The book, “Always There: The Remarkable Life of Ruth Lillian Kirschstein, M.D.," was written by Alison F. Davis, a Washington, D.C.-based scientist-turned-writer, and contains a forward co-authored by Kirschstein’s husband, Alan Rabson, and son, Arnold Rabson, both of whom are biomedical researchers.
“So who was this woman, Ruth Lillian Kirschstein? She was the daughter of immigrants, a dedicated student, a direct victim of inequality … a wife, a mother, an astute researcher, a visionary administrator … a member of the esteemed U.S. Institute of Medicine, a passionate mentor and wise counselor, and a charmer of Congressional committees,” writes Michael M. Gottesman, the NIH’s deputy director for intramural research, in the book’s introduction. “Through it all, Ruth was the very embodiment of the NIH spirit while showing the world what a smart, spunky lady could do. Ruth was many things to many people.”

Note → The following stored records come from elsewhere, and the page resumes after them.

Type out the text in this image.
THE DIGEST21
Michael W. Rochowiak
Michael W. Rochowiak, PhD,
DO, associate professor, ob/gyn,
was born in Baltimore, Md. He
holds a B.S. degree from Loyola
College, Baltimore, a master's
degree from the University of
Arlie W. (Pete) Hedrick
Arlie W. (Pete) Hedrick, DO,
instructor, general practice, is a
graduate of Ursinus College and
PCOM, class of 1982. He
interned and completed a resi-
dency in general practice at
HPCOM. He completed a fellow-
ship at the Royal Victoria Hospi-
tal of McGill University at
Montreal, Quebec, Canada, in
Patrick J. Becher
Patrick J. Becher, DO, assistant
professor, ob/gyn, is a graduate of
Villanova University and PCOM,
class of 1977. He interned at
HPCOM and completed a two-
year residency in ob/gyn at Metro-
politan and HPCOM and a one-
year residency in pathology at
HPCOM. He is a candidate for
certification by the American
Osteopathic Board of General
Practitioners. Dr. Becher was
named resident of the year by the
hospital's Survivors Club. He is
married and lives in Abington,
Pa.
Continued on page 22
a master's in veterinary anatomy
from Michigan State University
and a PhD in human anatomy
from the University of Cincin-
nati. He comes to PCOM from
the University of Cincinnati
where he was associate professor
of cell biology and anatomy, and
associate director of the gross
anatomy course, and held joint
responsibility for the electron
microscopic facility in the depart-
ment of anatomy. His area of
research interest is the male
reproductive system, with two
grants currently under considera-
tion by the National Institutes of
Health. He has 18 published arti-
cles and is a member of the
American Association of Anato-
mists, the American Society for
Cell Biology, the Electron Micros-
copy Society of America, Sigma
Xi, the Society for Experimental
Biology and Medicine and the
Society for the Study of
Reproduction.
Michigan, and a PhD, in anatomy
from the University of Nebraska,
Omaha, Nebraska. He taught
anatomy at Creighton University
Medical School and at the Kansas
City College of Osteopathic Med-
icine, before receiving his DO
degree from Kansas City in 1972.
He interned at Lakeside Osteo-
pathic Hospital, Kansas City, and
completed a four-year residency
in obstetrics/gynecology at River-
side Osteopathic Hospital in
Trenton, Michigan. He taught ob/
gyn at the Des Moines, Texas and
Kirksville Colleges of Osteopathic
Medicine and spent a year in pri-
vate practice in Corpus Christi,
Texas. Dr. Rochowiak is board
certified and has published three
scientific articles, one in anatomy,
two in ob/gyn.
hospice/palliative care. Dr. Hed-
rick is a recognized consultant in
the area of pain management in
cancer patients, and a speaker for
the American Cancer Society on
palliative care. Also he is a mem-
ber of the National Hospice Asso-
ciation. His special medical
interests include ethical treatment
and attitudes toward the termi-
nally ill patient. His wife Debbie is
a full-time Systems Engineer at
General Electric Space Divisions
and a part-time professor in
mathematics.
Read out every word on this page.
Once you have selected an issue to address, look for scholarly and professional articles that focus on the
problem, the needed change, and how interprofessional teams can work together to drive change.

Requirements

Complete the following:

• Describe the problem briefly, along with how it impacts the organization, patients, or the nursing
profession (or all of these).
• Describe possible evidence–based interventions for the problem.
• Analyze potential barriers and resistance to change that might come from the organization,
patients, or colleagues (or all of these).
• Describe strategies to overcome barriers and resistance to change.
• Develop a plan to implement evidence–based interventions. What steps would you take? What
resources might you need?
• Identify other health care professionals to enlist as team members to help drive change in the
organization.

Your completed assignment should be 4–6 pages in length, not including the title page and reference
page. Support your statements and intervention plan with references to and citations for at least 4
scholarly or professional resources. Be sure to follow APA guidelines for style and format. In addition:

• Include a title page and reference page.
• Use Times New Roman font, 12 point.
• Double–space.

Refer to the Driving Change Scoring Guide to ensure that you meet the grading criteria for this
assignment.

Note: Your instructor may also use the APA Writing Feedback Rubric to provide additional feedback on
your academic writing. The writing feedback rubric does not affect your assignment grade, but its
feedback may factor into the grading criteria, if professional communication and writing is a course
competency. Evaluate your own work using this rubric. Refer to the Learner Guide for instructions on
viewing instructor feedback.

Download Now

Kirschstein was the first woman to head an NIH institute, serving at NIGMS from 1974 to 1993. She played a key role in the development of the Sabin oral vaccine for polio, which in 1971 won her the Department of Health, Education and Welfare’s Superior Service Award. She also was a tireless champion for underrepresented minority students, and those efforts were recognized by Congress with the Ruth L. Kirschstein National Research Service Awards, which provide funding for postdoctoral and predoctoral fellows.
Among the many other honors bestowed upon Kirschstein, who died in 2009 at the age of 83, was the American Society for Biochemistry and Molecular Biology’s Howard K. Schachman Public Service Award in 2002. Kirschstein donated the award, an antique brass microscope, to the NIH so that it could be displayed permanently on the campus. The ASBMB also has an award in Kirschstein’s name. It was established to honor an outstanding scientist who has shown a strong commitment to encouraging underrepresented minorities to enter the scientific enterprise and to mentoring those within it.
In a statement about the release of the new biography, Gottesman said, “At a moment in time when professional service to the government is often not given the respect it deserves, the story of Ruth’s life and the positive effect she had on public policy, public health and the training of several generations of biomedical researchers should inspire those considering public service and give great satisfaction to those currently serving the nation and the world.”